To find how increasing NAD+ in arthritis patients’ PBMCs affects proteins involved in inflammation, Villalba and colleagues measured gene activity for an inflammatory protein — IL-6 — following NAD+ booster treatment. They found that IL-6 gene activity levels increased ~20-fold in rheumatoid arthritis patients’ PBMCs compared to healthy donors, yet NR and nicotinamide cut IL-6 gene activity back to healthy donor levels. Although NMN treatment significantly reduced IL-6 levels, also, it only reduced IL-6 levels about four-fold. These results suggest that NAD+ booster supplementation may decrease inflammation, especially in blood immune cells that could play a role in triggering joint degradation for rheumatoid arthritis patients.
“Our findings could pave the way for the development of clinical trials to evaluate the therapeutic effects of NAD+ boosters in patients with [rheumatoid arthritis] and related diseases,” said Villalba and colleagues.
Increasing NAD+ to Counter Rheumatoid Arthritis
The study didn’t test NAD+ boosters’ capacity to alleviate swelling and joint pain in rheumatoid arthritis patients, so future clinical studies will need to test whether they benefit joint health. Another study showed that the NAD+-boosting molecule urolithin A promotes joint health in an arthritis mouse model. No other known studies have tested the benefits of NAD+ boosters NR, nicotinamide, or NMN against arthritis. This means that researchers can seize this opportunity to capitalize on the positive results showing NR and nicotinamide work against arthritis by following up with a clinical trial.

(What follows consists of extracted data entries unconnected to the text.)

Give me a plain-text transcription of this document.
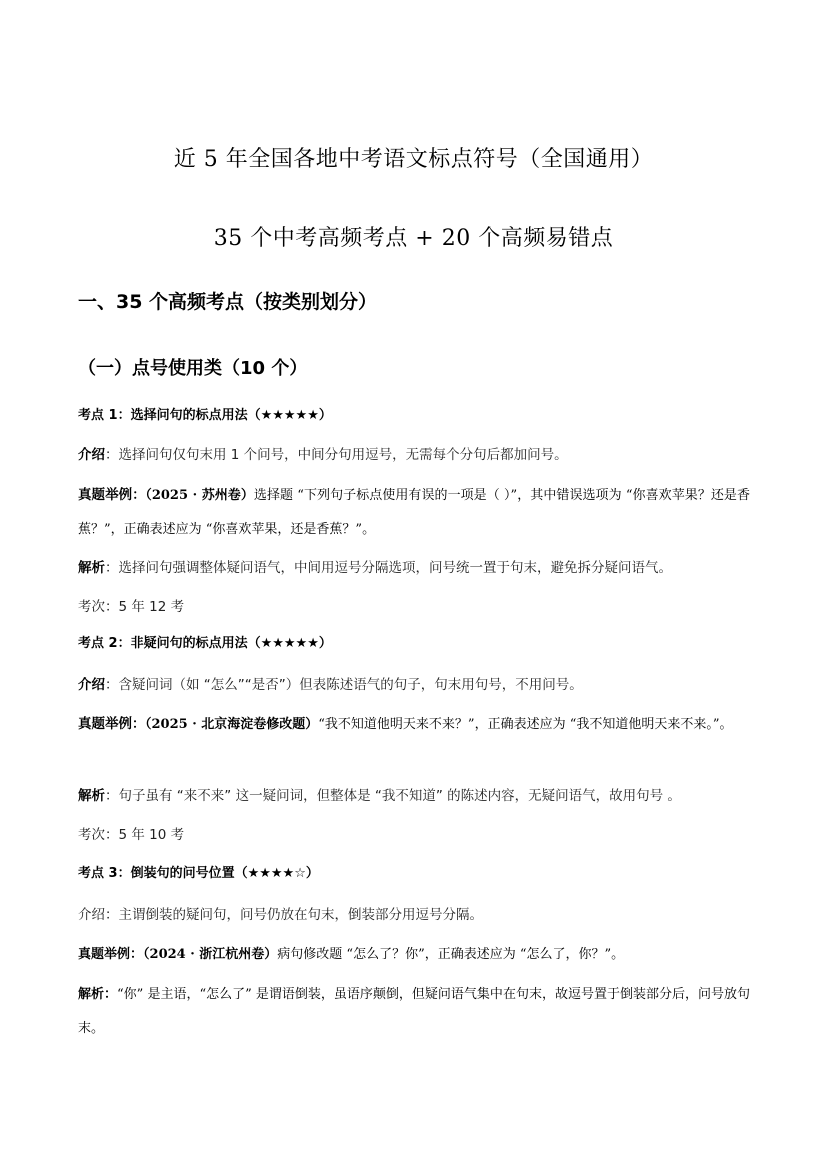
近 5 年全国各地中考语文标点符号（全国通用）
35 个中考高频考点 + 20 个高频易错点
一、35 个高频考点（按类别划分）
（一）点号使用类（10 个）
考点 1：选择问句的标点用法（★★★★★）
介绍：选择问句仅句末用 1 个问号，中间分句用逗号，无需每个分句后都加问号。
真题举例：（2025 · 苏州卷）选择题 “下列句子标点使用有误的一项是（ ）”，其中错误选项为 “你喜欢苹果？还是香蕉？”，正确表述应为 “你喜欢苹果，还是香蕉？”。
解析：选择问句强调整体疑问语气，中间用逗号分隔选项，问号统一置于句末，避免拆分疑问语气。
考次：5 年 12 考
考点 2：非疑问句的标点用法（★★★★★）
介绍：含疑问词（如 “怎么”“是否”）但表陈述语气的句子，句末用句号，不用问号。
真题举例：（2025 · 北京海淀卷修改题）“我不知道他明天来不来？”，正确表述应为 “我不知道他明天来不来。”。
解析：句子虽有 “来不来” 这一疑问词，但整体是 “我不知道” 的陈述内容，无疑问语气，故用句号 。
考次：5 年 10 考
考点 3：倒装句的问号位置（★★★★☆）
介绍：主谓倒装的疑问句，问号仍放在句末，倒装部分用逗号分隔。
真题举例：（2024 · 浙江杭州卷）病句修改题 “怎么了？你”，正确表述应为 “怎么了，你？”。
解析：“你” 是主语，“怎么了” 是谓语倒装，虽语序颠倒，但疑问语气集中在句末，故逗号置于倒装部分后，问号放句末。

Whether NR or nicotinamide prove beneficial as treatments for rheumatoid arthritis, the study provides the first evidence that faltering NAD+ levels predict worse arthritis severity. As such, measuring arthritis patient blood NAD+ levels may help predict who would respond better to treatments based on patient disease severity. Moreover, treating arthritis patients with NR or nicotinamide may help improve the efficacy of additional arthritis treatments applied to patients.